À la Grande-Comore, quelques jours plus tard, le 4 décembre, les militants de la CRC pris à partie doivent quitter précipitamment la ville d’Ouzio, dans la région de Mitsamihuli. Le député de la circonscription, Baco Ahamada, transfuge du parti RIDJA, qui a rejoint le camp d’Azali depuis les dernières législatives, faisait partie de la délégation. Dans des images diffusées dans les réseaux sociaux, on le voit crispé dans sa voiture, en train de faire une manœuvre pour fuir sous les insultes des gens du village.
Le lendemain, c’est à Chezani que le chef de l’État fait face à une population hostile qui refuse de le voir faire un meeting dans la ville, comme ses partisans l’ont imaginé et préparé. La veille, à partir de la France, des notables de la région et de la ville, chef-lieu de la région du Mboinkou, avaient pourtant prévenu le candidat Azali qu’il ne fallait pas qu’il aille faire campagne chez eux. Selon un témoin, Azali est entré dans la mosquée pour la prière de vendredi, et immédiatement, les jeunes sont sortis en hurlant des insultes contre lui et la délégation de la CRC. De grosses pierres jonchaient les rues et dans les images diffusées dans les réseaux sociaux, les forces de l’ordre étaient présentes pour ouvrir les chemins au chef de l’État. Azali a dû quitter rapidement Chezani, en constatant qu’une majorité nette de la population refusait sa présence en criant « Azali Nalawe » (« Qu’Azali dégage »). Les membres de la CRC locale ont été hués, les T-shirts et effigies du candidat Azali ont été jetés à terre et brulés.

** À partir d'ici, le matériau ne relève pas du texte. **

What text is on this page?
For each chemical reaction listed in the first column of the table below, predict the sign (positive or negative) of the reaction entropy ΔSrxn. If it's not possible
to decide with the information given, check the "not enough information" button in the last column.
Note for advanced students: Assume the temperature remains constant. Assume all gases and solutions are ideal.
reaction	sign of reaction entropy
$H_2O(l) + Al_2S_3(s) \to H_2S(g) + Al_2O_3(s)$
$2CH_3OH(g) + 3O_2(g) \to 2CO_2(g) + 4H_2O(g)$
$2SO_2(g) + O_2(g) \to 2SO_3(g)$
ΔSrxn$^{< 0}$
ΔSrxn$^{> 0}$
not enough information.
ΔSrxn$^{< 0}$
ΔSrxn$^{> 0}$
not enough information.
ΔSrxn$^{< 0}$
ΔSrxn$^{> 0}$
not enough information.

Le même jour, à moins de 30 km de là sur la RN3, à Koimbani, c’est le ministre de la Justice, Djaé Ahamada, originaire de la ville, qui est hué par quelques individus, à la sortie de la mosquée.
La caravane ne passe pas par Mkazi et Mvouni
À la Grande-Comore, deux villes importantes de la région de Bambao cristallisent cette opposition : Mkazi et Mvouni. Mkazi, c’est la ville du Secrétaire général du Gouvernement, Dr Daniel Ali Bandar, nommé par Azali le 30 août 2021 et qui depuis ne jure que par son bienfaiteur. Mais, Mkazi, c’est aussi la ville de Youssouf Mohamed Boina, un prédicateur entré en politique il y a quelques années et qui est aujourd’hui l’un des opposants sérieux à Azali Assoumani. Lorsqu’il y a deux ans, des habitants de la ville ont hué Azali à la sortie de la mosquée de Mkazi, c’est naturellement lui qui a été accusé de les avoir préparés. Lorsque dimanche dernier des jeunes de la ville ont saboté le meeting prévu par la CRC et dans lequel devaient apparaître leurs candidats, c’est encore lui qui est accusé. Même, s’il ne fait pas campagne et qu’il organise une manifestation à Moroni demain pour défendre le boycott d’élections dont il est persuadé qu’elles seront encore une fois fraudées par le pouvoir en place. Ce dimanche le village de Mkazi est entré dans le cercle des villes qui ont empêché la CRC et Azali de faire campagne. Et les jeunes n’ont pas hésité à menacer les partisans, qui par ailleurs semblaient nombreux sur le terrain. Il faut savoir que le Secrétaire général du gouvernement a été envoyé en France pendant quelques jours pour convaincre les ressortissants de la ville que pour l’avenir de leurs enfants, il fallait maintenir au pouvoir celui qui l’a nommé lui. Et il est revenu dans sa ville avec au moins un membre de la diaspora de la ville qui était sur le terrain ce dimanche avec les partisans de la CRC.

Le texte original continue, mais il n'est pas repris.